Thank You, Mr. Sunstein

Monday, March 06, 2017

Cass Sunstein has just done what others in the political establishment haven't done regarding Donald Trump's rhetoric concerning regulations: He has looked at what the President is actually doing. Let me add that, in doing so, Sunstein may have also inadvertently aided the cause of limited government, something he shows that Trump isn't doing (and it is for that, and that alone I am thanking him):

[Friday's executive] order calls for the official designation of "Regulatory Reform Officers" and "Regulatory Reform Task Forces" within each department and agency of the federal government.

The reform officers are charged with carrying out three earlier executive orders. The first is Trump's own requirement that agencies eliminate two regulations for every one that they issue. More surprisingly, the second and third come from Presidents Bill Clinton and Barack Obama. The Clinton order, issued in 1993, requires cost-benefit analysis of new regulations, along with approval by the Office of Information and Regulatory Affairs.

The 2011 Obama order calls for "retrospective review" of existing regulations, with the goal of getting rid of those that don't make sense. By requiring adherence to the Clinton and Obama orders, the Trump administration has signaled a degree of continuity with what came before. That's a good idea (and it's hardly deconstruction). [links omitted, emphasis added]
And lest we forget, Sunstein is no foe of the regulatory state. Here are what he regards as the only alternatives going forward:
... Almost no one likes regulation in the abstract, but if we are speaking of food safety, highway safety, air pollution standards or protection of disabled people against discrimination, it makes no sense to take a meat ax to the administrative state.
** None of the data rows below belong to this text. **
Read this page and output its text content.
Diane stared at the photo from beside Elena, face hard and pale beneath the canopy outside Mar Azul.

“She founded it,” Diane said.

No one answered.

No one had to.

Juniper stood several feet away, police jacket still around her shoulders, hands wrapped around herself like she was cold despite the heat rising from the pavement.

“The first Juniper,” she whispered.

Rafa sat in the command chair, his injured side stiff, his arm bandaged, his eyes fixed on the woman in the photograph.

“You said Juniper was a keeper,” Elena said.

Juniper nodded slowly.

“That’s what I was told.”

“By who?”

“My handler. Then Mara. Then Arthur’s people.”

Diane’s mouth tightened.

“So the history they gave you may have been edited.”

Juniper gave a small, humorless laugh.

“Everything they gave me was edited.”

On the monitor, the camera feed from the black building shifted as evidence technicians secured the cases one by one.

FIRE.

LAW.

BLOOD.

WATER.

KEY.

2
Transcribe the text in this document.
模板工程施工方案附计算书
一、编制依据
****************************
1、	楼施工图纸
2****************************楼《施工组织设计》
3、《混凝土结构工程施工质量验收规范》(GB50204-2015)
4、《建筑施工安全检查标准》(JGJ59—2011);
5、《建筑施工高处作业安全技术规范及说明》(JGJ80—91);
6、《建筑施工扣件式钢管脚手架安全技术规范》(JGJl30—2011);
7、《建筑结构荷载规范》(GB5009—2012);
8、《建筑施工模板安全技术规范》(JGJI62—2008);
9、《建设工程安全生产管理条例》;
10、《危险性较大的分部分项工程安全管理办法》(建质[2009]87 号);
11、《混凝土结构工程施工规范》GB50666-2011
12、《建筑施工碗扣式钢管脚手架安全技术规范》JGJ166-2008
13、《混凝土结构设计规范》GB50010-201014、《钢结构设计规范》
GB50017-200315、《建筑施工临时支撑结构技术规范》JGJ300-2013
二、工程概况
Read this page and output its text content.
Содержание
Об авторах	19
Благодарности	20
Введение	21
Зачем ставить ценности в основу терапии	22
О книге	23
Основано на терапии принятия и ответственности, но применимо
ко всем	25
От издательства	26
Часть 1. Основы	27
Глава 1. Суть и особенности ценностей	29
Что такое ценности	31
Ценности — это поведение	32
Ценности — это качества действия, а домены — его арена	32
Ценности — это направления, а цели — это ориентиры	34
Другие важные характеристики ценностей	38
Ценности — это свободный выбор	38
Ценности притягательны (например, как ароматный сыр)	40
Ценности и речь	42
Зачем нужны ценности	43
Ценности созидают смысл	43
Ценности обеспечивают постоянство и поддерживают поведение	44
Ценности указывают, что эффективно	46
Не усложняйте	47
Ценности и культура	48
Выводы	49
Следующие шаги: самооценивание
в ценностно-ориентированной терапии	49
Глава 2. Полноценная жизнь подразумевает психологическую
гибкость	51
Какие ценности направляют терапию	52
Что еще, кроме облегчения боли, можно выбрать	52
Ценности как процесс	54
What's needed is a scalpel, in the form of an evidence-based effort to see what really deserves to go, after close engagement with the American public.... [links omitted, emphasis added]
But that stands to reason: Nobody who thinks individuals need to be "nudged" with a gun for their own good is going to be able to imagine, say, (a) businessmen realizing that they have incentives to offer safe products, (b) a legal system consistently applying the principle of private property slamming the brakes on pollution, (c) better-educated members of the public, no longer lulled to sleep by government watchers being more careful about what they purchase, or (d) private groups subsuming much of what government agencies now do to set standards for more specialized industries. To truly deregulate, we would need axes, scalpels, and sun-setting for an orderly transition to capitalism, not that Sunstein -- or, as he correctly indicates, Trump -- is speaking of such. It is possible that reducing the size of this tumor may buy some temporary relief, but the tumor will remain, no matter what the patient is led to believe.

So, as the Trump years and their aftermath march on, when we inevitably hear that Trump "deregulated" this or that, don't forget what Sunstein has observed. Trump has undertaken the quixotic task of "reforming" a fundamentally flawed (and hence, unreformable) system. So when we hear "deregulation" being blamed for some ill down the road, remember that that's not what's happening right now.

-- CAV


Kyle Haight said...

I'm partial to using "regulatory revision" instead of "deregulation", because what's actually happening is a modification or revision of a persistent system of economic regulation. It may be that the revised system causes less economic damage than the pre-revised system, but both are still systems of economic controls and suffer from the fundamental flaws inherent to government interference in the freedom of production and trade.

Gus Van Horn said...


I like that. I am tempted with "tweaking," which may be fundamentally correct, but opaque to anyone who doesn't understand why regulation is fundamentally wrong. Your term both avoids conceding the premise that regulation is somehow okay and provokes clarifying conversation.